Bu hikayenin filminden önce belgeselini yapıp hikayesini yazmak için geçen senelerde harekete geçtim. Hatta bunun da hikayesi farklı. Milletvekili Aday Adaylığım sırasında bizim Halit Çoban gençlik kollarında birlikte çalıştığı biri ile tanıştırayım dedi. Yolumuz Salı Pazarındaki tezgahlara düştü. Üçpınarlı Murat'ın tezgahına geçtik. Tanıştık, çay muhabbetinin ardından Üçpınarlı olduğundan Aydın Hoca'nın anlattığı Hikaye'yi sordum Murat'a. Önce çıkaramadı. Soru soru üzerine gidince Murat sonunda 'O benim dedem. Nenemin dedesi' dedi. Aslında araştırıp filmini yapmayı planladığım olayın gerçek manada içine düştüm. Sonrasında Murat ismini taşıdığı dedesi ile buluşturdu bizi. Hikayenin tanıklarından çünkü. Aynı zamanda Hikaye'nin kahramanı Recep Dede'nin torun damadı. Murat dede halen Üçpınar'da 'Yıllar sonra Arap Dede çıkmış gelmiş' dedikleri Recep Dedenin gelişine şahitlik yapmış tanıklardan. Hatta kaldığı sürece yeni aldığı traktörü ile Recep dedenin askere gitmeden önce çobanlık yaptığı yerlere işlediği tarlalara kadar getirip götüren şahitlerden.

Hikaye aslında Balkan Savaşı ile başlayan ve 100 yılı aşan dramın hikayesi. Hikayeyi belgeselleştirip kitaplaştırmak için araştırmaya başladığımda gördüm ki Aydın Hoca'mın duyduklarının ötesinde daha derin dramlar daha enteresan ayrıntılar var.

Özetle Üçpınarlı Recep dedenin hikayesini bilmezsek bugün Halep'e bigane kalırız.

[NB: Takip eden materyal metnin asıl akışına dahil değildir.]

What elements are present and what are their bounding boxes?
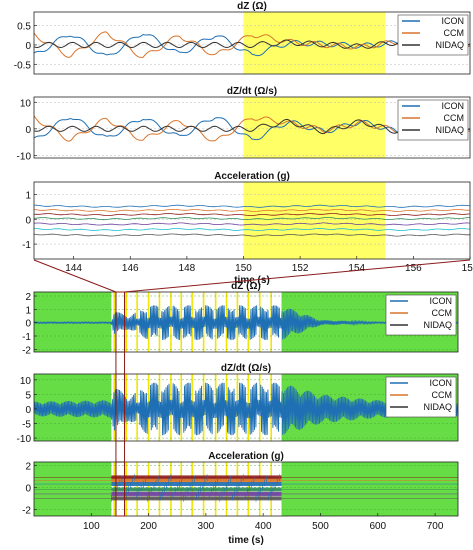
- xtick-label: 700: [427, 521, 444, 532]
- panel-frame: [33, 96, 471, 159]
- panel-top-dz: [33, 11, 471, 75]
- xtick-label: 300: [198, 521, 215, 532]
- chart-title: dZ/dt (Ω/s): [221, 363, 271, 374]
- xtick-label: 500: [312, 521, 329, 532]
- chart-title: dZ (Ω): [231, 281, 261, 292]
- xtick-label: 400: [255, 521, 272, 532]
- legend-entry: ICON: [430, 378, 453, 388]
- legend-entry: CCM: [444, 113, 465, 123]
- xtick-label: 600: [369, 521, 386, 532]
- legend: ICON CCM NIDAQ: [397, 14, 469, 56]
- xtick-label: 144: [65, 263, 82, 274]
- series-line-6: [33, 233, 471, 237]
- legend: ICON CCM NIDAQ: [397, 99, 469, 141]
- series-line-nidaq: [33, 118, 471, 135]
- ytick-label: -1: [22, 332, 31, 343]
- legend-entry: CCM: [432, 308, 453, 318]
- xtick-label: 146: [122, 263, 139, 274]
- panel-frame: [33, 373, 459, 442]
- ytick-label: -0.5: [14, 60, 32, 71]
- panel-frame: [33, 291, 459, 353]
- xtick-label: 154: [348, 263, 365, 274]
- zoom-column: [115, 291, 126, 517]
- xtick-label: 148: [179, 263, 196, 274]
- panel-bot-dzdt: [33, 373, 459, 442]
- legend: ICON CCM NIDAQ: [385, 376, 457, 418]
- legend-entry: NIDAQ: [435, 40, 464, 50]
- ytick-label: -2: [22, 345, 31, 356]
- chart-title: Acceleration (g): [208, 451, 284, 462]
- series-line-ccm: [33, 31, 471, 58]
- legend-entry: NIDAQ: [423, 402, 452, 412]
- panel-top-acc: [33, 181, 471, 260]
- ytick-label: 10: [20, 376, 32, 387]
- panel-top-dzdt: [33, 96, 471, 159]
- xtick-label: 150: [235, 263, 252, 274]
- ytick-label: -10: [17, 434, 32, 445]
- series-line-3: [33, 217, 471, 221]
- series-line-5: [33, 227, 471, 231]
- series-line-1: [33, 208, 471, 212]
- legend-entry: ICON: [430, 296, 453, 306]
- panel-frame: [33, 11, 471, 75]
- series-line-nidaq: [33, 39, 471, 51]
- ytick-label: 2: [25, 292, 31, 303]
- xtick-label: 152: [292, 263, 309, 274]
- panel-bot-acc: [33, 461, 459, 517]
- xtick-label: 158: [462, 263, 473, 274]
- ytick-label: 0: [25, 125, 31, 136]
- ytick-label: -10: [17, 151, 32, 162]
- series-line-0: [33, 204, 471, 208]
- legend-entry: ICON: [442, 16, 465, 26]
- xtick-label: 200: [140, 521, 157, 532]
- ytick-label: 0: [25, 215, 31, 226]
- legend-entry: NIDAQ: [423, 320, 452, 330]
- zoom-connector-left: [33, 259, 117, 293]
- ytick-label: 0: [25, 483, 31, 494]
- ytick-label: -2: [22, 505, 31, 516]
- ytick-label: -1: [22, 240, 31, 251]
- ytick-label: 5: [25, 390, 31, 401]
- xtick-label: 100: [83, 521, 100, 532]
- series-line-2: [33, 213, 471, 217]
- series-line-icon: [33, 382, 459, 436]
- ytick-label: 0: [25, 405, 31, 416]
- xtick-label: 156: [405, 263, 422, 274]
- ytick-label: 1: [25, 305, 31, 316]
- zoom-connector-right: [124, 259, 471, 293]
- panel-frame: [33, 461, 459, 517]
- highlight-region: [243, 182, 386, 259]
- ytick-label: 2: [25, 461, 31, 472]
- ytick-label: 0: [25, 41, 31, 52]
- legend: ICON CCM NIDAQ: [385, 294, 457, 336]
- chart-title: dZ (Ω): [237, 1, 267, 12]
- series-line-4: [33, 222, 471, 226]
- x-axis-label: time (s): [228, 535, 264, 546]
- legend-entry: CCM: [432, 390, 453, 400]
- legend-entry: NIDAQ: [435, 125, 464, 135]
- ytick-label: 0: [25, 319, 31, 330]
- ytick-label: 10: [20, 98, 32, 109]
- ytick-label: 0.5: [17, 22, 31, 33]
- legend-entry: CCM: [444, 28, 465, 38]
- ytick-label: 1: [25, 190, 31, 201]
- ytick-label: -5: [22, 420, 31, 431]
- chart-title: Acceleration (g): [214, 171, 290, 182]
- chart-title: dZ/dt (Ω/s): [227, 86, 277, 97]
- panel-frame: [33, 181, 471, 260]
- legend-entry: ICON: [442, 101, 465, 111]
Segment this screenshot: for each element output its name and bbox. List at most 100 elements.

Halep'te ne işimiz var deriz. Üçpınar ile Halep ne alaka deriz. Ama Balkan Savaşına gidip memleketine geri dönmeye fırsat bulamadan oradan Çanakkale Savaşlarına katılan, oradan yine memleketine uğramaya fırsat bulamadan Filistin Cephesinde soluğu alan, bu cephelerde kahramanlıklarına devam eden sonrasında 150 bin askerle birlikte İngilizlere esir düşen Recep dedenin hikayesini bilmezsek Mısır esir kamplarından kurtulduktan sonra 10 binlerce askerin Filistin topraklarına, Lübnan'a Suriye'ye Ürdün'e kadar yayan gelip oralarda kaldıklarını nereden bileceğiz. Recep dedenin hikayesini bilmezsek halen oralarda kalan insanımızın diğer yarısının Bursa'da, Eskişehir'de, Balıkesir'de Kütahya'da olduğunu nereden bileceğiz. Halep'te yatan Recep Dedenin 6 evladından olan 100'ü aşkın ailesi ile Üçpınar'da halen yaşayan 3 torununun akraba olduğunu nereden bileceğiz.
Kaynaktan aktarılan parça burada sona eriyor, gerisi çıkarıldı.